Having anger and hatred in your system is not good for you. I am a prime example after being angry and hateful most of my life I know all too well what it does to a person. It causes issues mentally and physically. It makes being with other people difficult because the littlest thing can make you go over the edge.
Wanting revenge is also a sign of hatred against the people you hate, but some people take it to the next level. Some people actually methodically plan out revenge, and if successful it lasts for a few minutes for the guilt to set in. That way to go is not advisable because the legal system is a pain in the ass taking days out of your life in court. Not worth it.
There is another way to deal with those emotions though. Writing about it. Not using actual names of course, but taking the emotions and using them for something good and constructive. Writing about the situation that you are angry about or the types of people that make you hate or angry, and continually bashing it over and over again until it goes away. Writing about people getting it because of what they said and did. I thought if I ignore the bad things it would go away, but no it turns out it is here to stay.

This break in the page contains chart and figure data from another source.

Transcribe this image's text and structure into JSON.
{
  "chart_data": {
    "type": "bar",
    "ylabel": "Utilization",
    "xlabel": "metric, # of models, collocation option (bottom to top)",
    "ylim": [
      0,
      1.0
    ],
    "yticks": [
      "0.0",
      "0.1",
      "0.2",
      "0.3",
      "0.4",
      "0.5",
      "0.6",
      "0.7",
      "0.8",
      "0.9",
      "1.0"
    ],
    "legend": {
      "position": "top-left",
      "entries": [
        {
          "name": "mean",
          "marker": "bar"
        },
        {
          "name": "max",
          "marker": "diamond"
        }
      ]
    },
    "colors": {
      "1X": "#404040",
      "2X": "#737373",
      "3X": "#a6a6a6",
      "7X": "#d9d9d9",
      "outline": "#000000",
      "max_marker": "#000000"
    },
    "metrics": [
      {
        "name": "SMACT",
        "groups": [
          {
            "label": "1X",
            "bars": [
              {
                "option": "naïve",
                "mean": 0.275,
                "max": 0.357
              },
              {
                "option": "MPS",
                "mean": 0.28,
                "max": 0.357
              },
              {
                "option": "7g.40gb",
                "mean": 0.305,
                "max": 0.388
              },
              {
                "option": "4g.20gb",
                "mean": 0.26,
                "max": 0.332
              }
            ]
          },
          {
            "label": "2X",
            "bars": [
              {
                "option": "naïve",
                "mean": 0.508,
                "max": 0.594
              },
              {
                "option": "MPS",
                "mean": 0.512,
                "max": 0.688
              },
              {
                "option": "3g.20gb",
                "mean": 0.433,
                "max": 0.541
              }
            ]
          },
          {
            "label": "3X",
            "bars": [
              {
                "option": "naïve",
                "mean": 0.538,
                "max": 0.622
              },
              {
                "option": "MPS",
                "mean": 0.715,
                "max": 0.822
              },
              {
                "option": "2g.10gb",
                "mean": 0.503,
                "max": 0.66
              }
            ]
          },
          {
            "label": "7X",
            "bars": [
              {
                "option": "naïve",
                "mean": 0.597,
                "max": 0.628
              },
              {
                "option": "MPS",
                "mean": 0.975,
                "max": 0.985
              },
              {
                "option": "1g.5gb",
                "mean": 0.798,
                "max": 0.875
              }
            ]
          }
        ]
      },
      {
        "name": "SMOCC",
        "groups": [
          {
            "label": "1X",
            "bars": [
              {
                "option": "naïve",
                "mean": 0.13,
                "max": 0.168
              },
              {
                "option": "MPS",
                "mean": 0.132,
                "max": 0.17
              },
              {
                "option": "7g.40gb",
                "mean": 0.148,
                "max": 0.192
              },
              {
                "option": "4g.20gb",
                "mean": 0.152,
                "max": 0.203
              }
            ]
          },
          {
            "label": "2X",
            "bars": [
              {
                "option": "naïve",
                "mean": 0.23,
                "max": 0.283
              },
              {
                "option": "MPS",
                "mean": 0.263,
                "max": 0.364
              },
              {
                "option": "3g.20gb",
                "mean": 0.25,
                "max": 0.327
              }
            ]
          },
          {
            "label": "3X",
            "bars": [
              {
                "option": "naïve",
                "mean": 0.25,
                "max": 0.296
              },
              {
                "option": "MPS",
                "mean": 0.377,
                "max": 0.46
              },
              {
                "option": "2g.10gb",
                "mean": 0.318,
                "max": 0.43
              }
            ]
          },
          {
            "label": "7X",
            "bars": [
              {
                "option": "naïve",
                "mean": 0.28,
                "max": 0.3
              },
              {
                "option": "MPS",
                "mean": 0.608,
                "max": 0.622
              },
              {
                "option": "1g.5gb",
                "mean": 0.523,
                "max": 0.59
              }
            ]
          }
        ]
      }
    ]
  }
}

That is how I found my strength writing about the darker stuff until it does not bother me. I found those emotions as a catalyst to boost me to the next level. I use it like fuel making me write, and that is the reason why I do not feel like writing because I hated those emotions. That is probably the thing that is going to up my writing to the next level because I am turning those emotions into something constructive instead of destructive. I finally accepted what kind of writing I am good at, and how to handle certain emotions instead of letting it ruin my life.